From Software Company To Leveraged Bitcoin Machine
Strategy didn't start out this way. It used to be a software company. Now it's essentially a leveraged Bitcoin vehicle whose equity moves with BTC but with amplified volatility. Cantor Fitzgerald called it the market's preferred "leveraged BTC proxy."
The playbook is straightforward: issue equity and convertible debt, then plow nearly all the proceeds into Bitcoin. This strategy worked beautifully during bull markets, magnifying returns. But it also increased sensitivity to downturns, dilution, and debt-servicing obligations.
Much of the debt carries interest or preferred dividend rates of 8% to 10%, creating ongoing cash requirements. The $1.44 billion reserve buys time, but it highlights the burden of financing costs that ultimately fall on common shareholders.
Peter Schiff Turns Up The Heat
Economist Peter Schiff has criticized Strategy for years, but his warnings escalated sharply in recent months. Back in February, he flagged that issuing convertible notes while the stock traded below Bitcoin value would produce a "negative Bitcoin yield," undermining the whole point of the strategy.
By December 1, his tone turned darker. He argued that Strategy had reached "the beginning of the end," claiming that Saylor was selling shares not to accumulate Bitcoin but to raise dollars for debt service and dividend obligations. He called the strategy "a fraud" and declared the stock "broken."
The Dilution Problem
A 10-for-1 stock split in August 2024 boosted liquidity, but subsequent offerings have exploded the share count. In 2025 alone, Strategy raised roughly $20 billion through new equity and debt instruments. The share count has ballooned from around 95 million at the end of 2020 (post-split equivalent) to roughly 295 million by late 2025.
That's more than a 200% increase. Every new share dilutes the per-share claim on the Bitcoin treasury, which is a major reason the stock trades at a discount to gross holdings.
Why The Discount Actually Makes Sense
The gap between Strategy's market value and its Bitcoin holdings isn't a market error. It's a reflection of real structural risks:
- Servicing $8.2 billion in debt and preferred dividends requires continuous liquidity, creating cash flow pressure.

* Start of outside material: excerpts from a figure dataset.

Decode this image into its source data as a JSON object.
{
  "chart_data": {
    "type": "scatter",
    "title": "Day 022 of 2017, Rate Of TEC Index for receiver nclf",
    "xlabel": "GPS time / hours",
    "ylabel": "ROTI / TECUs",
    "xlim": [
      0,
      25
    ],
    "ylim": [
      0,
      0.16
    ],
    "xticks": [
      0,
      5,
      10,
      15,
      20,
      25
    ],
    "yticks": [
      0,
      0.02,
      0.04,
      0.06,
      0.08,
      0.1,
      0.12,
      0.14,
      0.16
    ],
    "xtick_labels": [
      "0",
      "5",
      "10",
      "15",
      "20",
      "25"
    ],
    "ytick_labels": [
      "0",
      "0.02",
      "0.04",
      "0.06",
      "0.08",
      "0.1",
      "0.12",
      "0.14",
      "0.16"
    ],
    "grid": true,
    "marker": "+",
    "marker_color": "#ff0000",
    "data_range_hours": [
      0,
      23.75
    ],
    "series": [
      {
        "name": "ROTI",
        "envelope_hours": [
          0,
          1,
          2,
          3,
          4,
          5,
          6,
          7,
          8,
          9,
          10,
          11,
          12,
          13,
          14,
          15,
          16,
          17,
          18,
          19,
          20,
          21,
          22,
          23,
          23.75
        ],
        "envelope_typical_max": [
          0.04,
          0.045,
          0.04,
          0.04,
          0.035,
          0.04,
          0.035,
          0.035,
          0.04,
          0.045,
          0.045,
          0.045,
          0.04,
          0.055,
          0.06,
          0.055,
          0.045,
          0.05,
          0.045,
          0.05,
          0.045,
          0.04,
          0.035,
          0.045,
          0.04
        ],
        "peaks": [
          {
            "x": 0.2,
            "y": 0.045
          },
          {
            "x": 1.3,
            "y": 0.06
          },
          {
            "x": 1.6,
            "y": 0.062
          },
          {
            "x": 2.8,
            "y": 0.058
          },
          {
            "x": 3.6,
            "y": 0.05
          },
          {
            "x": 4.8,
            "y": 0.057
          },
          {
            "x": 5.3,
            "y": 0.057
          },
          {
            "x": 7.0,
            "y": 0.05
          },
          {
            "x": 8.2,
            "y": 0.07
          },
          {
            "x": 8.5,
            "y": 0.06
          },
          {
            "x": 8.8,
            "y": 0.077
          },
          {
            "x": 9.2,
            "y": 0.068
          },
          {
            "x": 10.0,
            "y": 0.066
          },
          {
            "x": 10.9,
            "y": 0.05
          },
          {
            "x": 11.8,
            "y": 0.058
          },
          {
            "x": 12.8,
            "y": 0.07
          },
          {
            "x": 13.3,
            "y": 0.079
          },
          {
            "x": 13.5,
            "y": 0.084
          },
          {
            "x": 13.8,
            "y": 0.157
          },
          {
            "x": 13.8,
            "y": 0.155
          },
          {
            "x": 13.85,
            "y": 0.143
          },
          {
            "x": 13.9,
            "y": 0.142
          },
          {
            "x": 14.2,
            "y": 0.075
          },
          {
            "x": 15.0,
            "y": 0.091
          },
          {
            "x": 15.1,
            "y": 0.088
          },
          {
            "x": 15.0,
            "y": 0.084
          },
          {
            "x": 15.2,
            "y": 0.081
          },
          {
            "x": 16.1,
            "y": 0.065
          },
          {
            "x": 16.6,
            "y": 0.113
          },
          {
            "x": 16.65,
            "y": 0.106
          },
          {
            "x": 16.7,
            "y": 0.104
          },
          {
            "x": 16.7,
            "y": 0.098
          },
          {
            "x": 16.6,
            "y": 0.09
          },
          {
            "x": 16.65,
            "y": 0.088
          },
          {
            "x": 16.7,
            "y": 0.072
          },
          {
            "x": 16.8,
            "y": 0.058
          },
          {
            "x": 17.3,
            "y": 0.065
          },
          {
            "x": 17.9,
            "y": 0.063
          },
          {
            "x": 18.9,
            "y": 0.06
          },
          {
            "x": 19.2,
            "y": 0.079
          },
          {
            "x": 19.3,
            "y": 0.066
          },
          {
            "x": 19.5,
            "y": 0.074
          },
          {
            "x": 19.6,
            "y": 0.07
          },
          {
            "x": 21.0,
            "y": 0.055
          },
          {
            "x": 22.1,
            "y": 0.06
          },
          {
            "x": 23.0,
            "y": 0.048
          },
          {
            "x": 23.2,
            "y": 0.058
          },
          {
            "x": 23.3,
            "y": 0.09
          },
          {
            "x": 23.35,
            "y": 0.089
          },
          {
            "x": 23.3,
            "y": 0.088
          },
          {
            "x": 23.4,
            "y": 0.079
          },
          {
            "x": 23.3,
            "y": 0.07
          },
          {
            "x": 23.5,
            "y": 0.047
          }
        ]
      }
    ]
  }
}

- If Bitcoin ever needs to be sold to meet obligations, corporate tax applies, reducing the net value shareholders can capture.
- Leverage magnifies downside risk—a sharp Bitcoin decline could stress cash flow even with reserves in place.
- Converting large amounts of Bitcoin to cash involves execution risk and timing costs.
- Potential index removal could trigger billions in forced selling by passive funds.
- Future regulatory clarity may make direct Bitcoin ownership easier for institutions, reducing demand for proxies like Strategy.
These factors combine to create what analysts call a "structural risk haircut." The discount isn't irrational—it's the market pricing in the difference between owning Bitcoin directly and owning it through a leveraged corporate structure with debt, dilution, and operational complexity. Strategy's stock may be down, but the logic behind the valuation gap is surprisingly sound.